(d) DO NOT TAKE UP A STUDY LIGHTLY, BUT WHEN TAKEN UP DO NOT ABANDON IT WITHOUT GOOD CAUSE.—At the beginning of your study try to get a definite idea before your mind what you want to get out of your study, and keep this point before your mind as you progress in the subject.

(e) CULTIVATE THE POWER OF JUDICIOUS SKIPPING.—You can do this if you study with a sense of mastery and a clear idea of what you want to get. It is not necessary to read every word in the book. Sometimes paragraphs, pages and perhaps chapters may be skipped. This, however, should not lead you into the habit of careless or superficial reading.

(f) BE SYSTEMATIC.—Have set times for your study of each subject, a regular program of work. Gain the habit of being able to start at once on your work without frittering away your time and thinking about beginning. Apply yourself steadily and persistently and do not let your work consist of a series of spasmodic efforts. By systematically doing one thing at a time and passing from study to study, you can finally, after a period of continuous application, dependent upon your powers, alternate with a period of relaxation or amusement. Your period of continuous study should not be so short as to prevent continuous effort, nor so long as to over-fatigue your mind. Some students are restless, spasmodic, and while they seem to be continually employed, they achieve nothing. Others by a steady, continuous pull, achieve much.

(g) CULTIVATE THE POWER, BY HABITUAL PRACTICE, OF FIXING YOUR MIND INTENSELY UPON ONE THING FOR A CONSIDERABLE TIME.—If you can acquire this, it will be most valuable to you. It has been said that the difference between clever and ordinary men is often mainly a difference in the power of directing and controlling the mind through the attention. Some minds go wool gathering or day dreaming, and flit from one thing to another in a desultory manner. Others go straight toward the object in view.

(h) REMEMBER TO APPLY WHAT YOU ARE STUDYING.—Study from things, by experiment, in the field, rather than entirely by books. In this way, what you learn will be real to you. Book knowledge is of very little value in itself.

(i) BE INTERESTED THOROUGHLY IN WHAT YOU ARE DOING.—Indifference is a fatal enemy to good work. Every subject has its difficulties and you must not be discouraged by them. If you can learn how to overcome difficulties, you will find that doing so affords the keenest intellectual pleasure, and that each difficulty overcome by your own unaided efforts will make you much stronger in attacking the next one.

(j) READ THE IMPORTANT THINGS AGAIN AND AGAIN UNTIL YOU KNOW YOUR BOOK THOROUGHLY.—As Herbert Spencer says, it is much better to know a few books thoroughly than to know many superficially.
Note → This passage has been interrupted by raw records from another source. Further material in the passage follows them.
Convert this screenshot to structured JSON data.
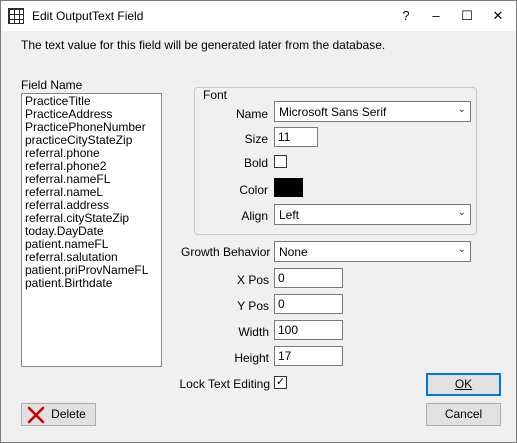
{
  "window": {
    "title": "Edit OutputText Field",
    "help_label": "?",
    "minimize_label": "–",
    "maximize_label": "☐",
    "close_label": "✕"
  },
  "info_text": "The text value for this field will be generated later from the database.",
  "field_list": {
    "label": "Field Name",
    "items": [
      "PracticeTitle",
      "PracticeAddress",
      "PracticePhoneNumber",
      "practiceCityStateZip",
      "referral.phone",
      "referral.phone2",
      "referral.nameFL",
      "referral.nameL",
      "referral.address",
      "referral.cityStateZip",
      "today.DayDate",
      "patient.nameFL",
      "referral.salutation",
      "patient.priProvNameFL",
      "patient.Birthdate"
    ]
  },
  "font_group": {
    "caption": "Font",
    "name_label": "Name",
    "name_value": "Microsoft Sans Serif",
    "size_label": "Size",
    "size_value": "11",
    "bold_label": "Bold",
    "bold_checked": false,
    "color_label": "Color",
    "color_value": "#000000",
    "align_label": "Align",
    "align_value": "Left"
  },
  "growth": {
    "label": "Growth Behavior",
    "value": "None"
  },
  "position": {
    "xpos_label": "X Pos",
    "xpos_value": "0",
    "ypos_label": "Y Pos",
    "ypos_value": "0",
    "width_label": "Width",
    "width_value": "100",
    "height_label": "Height",
    "height_value": "17"
  },
  "lock": {
    "label": "Lock Text Editing",
    "checked": true,
    "check_glyph": "✓"
  },
  "buttons": {
    "ok_label": "OK",
    "cancel_label": "Cancel",
    "delete_label": "Delete"
  }
}
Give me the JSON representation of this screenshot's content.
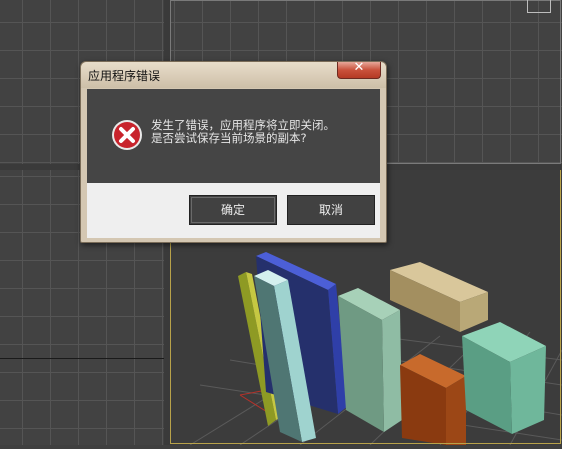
{
  "dialog": {
    "title": "应用程序错误",
    "message": "发生了错误，应用程序将立即关闭。\n是否尝试保存当前场景的副本?",
    "ok_label": "确定",
    "cancel_label": "取消",
    "close_glyph": "✕",
    "icon": "error-icon"
  },
  "colors": {
    "viewport_bg": "#424242",
    "grid_line": "#555555",
    "dialog_frame": "#d4c7b2",
    "content_bg": "#454545",
    "button_bg": "#414141",
    "close_button": "#c9513b",
    "error_red": "#c8232c"
  }
}
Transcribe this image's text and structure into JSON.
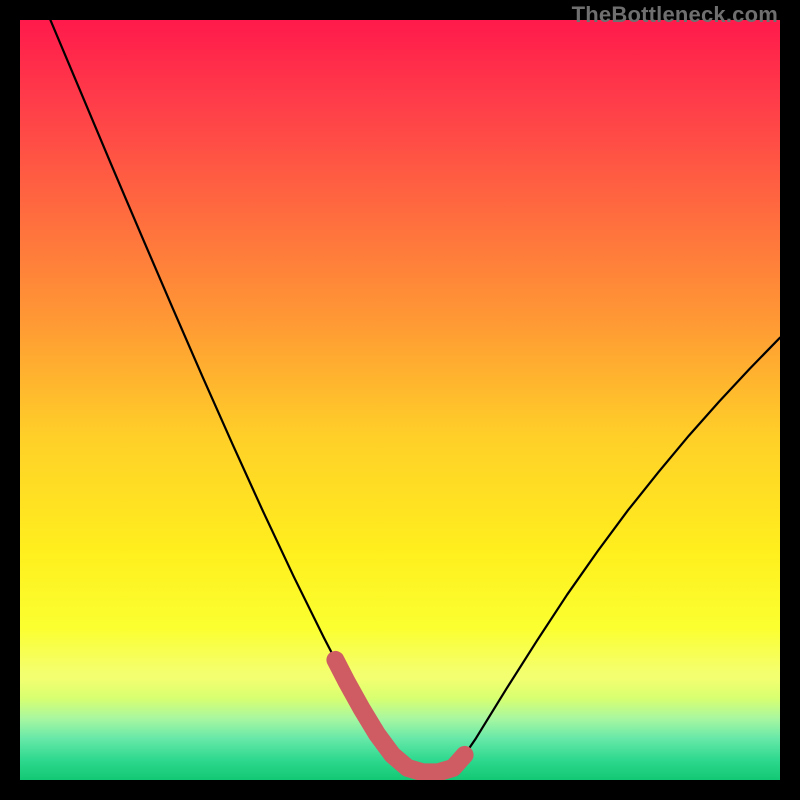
{
  "watermark": "TheBottleneck.com",
  "chart_data": {
    "type": "line",
    "title": "",
    "xlabel": "",
    "ylabel": "",
    "xlim": [
      0,
      100
    ],
    "ylim": [
      0,
      100
    ],
    "grid": false,
    "series": [
      {
        "name": "bottleneck-curve",
        "x": [
          4,
          8,
          12,
          16,
          20,
          24,
          28,
          32,
          36,
          40,
          41.5,
          43,
          45,
          47,
          49,
          51,
          53,
          55,
          57,
          58.5,
          60,
          64,
          68,
          72,
          76,
          80,
          84,
          88,
          92,
          96,
          100
        ],
        "values": [
          100,
          90.5,
          81,
          71.6,
          62.3,
          53.1,
          44.1,
          35.3,
          26.8,
          18.7,
          15.8,
          12.9,
          9.3,
          6,
          3.3,
          1.6,
          1.0,
          1.0,
          1.6,
          3.3,
          5.5,
          12.0,
          18.3,
          24.4,
          30.1,
          35.5,
          40.5,
          45.3,
          49.8,
          54.1,
          58.2
        ]
      }
    ],
    "highlight": {
      "name": "bottom-band",
      "x": [
        41.5,
        43,
        45,
        47,
        49,
        51,
        53,
        55,
        57,
        58.5
      ],
      "values": [
        15.8,
        12.9,
        9.3,
        6,
        3.3,
        1.6,
        1.0,
        1.0,
        1.6,
        3.3
      ]
    },
    "green_band_top_fraction": 0.135
  }
}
The same philosopher once said that if he had read as many books as certain other persons had read he would know as little as they did. Remember the old Latin proverb, "Multum legere non multa." [Read much but not many books.] If you learn your small book thoroughly and then take a larger one, you will be surprised to find how much of the latter you already know. You can then direct your attention to the new material and to relating it with the old.

(k) MAKE A LIST OF REFERENCES AS YOU PROCEED.—Summarize what you learn and construct an index. Learn where to go to find what you do not know. You cannot learn everything even about one subject, and the next best thing to knowing it is to know where to find it or how to work it out yourself.

(l) REVIEW YOUR WORK FREQUENTLY.—Review is not re-studying, but is going quickly over the main points, looking at them all in their proper perspective. This will be assisted if you make summaries; writing out a statement of a thing helps you to understand it clearly and to fix it in the memory. As Landon says: "The practice of reviewing keeps the mind in touch with the main lines of the subject; secures freshness and exactness of knowledge; shows what has been imperfectly learned, and gives an opportunity for remedying the trouble; strengthens the recollection and accustoms the mind to recover and give up its stores; saves waste of energy and the formation of bad mental habits; and thus leads to complete assimilation of the subject."

(m) SET SPECIAL TIMES FOR YOUR RECREATIVE STUDY.—Cultivate some hobby as a relief from your concentrated study of books. Music, some games of cards, chess, billiards, or other relaxations, are admirable means of recuperation. When you indulge in recreation or recreative reading, do not let the mind worry about problems of your previous studies. Make your recreative reading in itself have some aim. Do not allow yourself to develop in a one-sided manner, but have interests outside of your main study.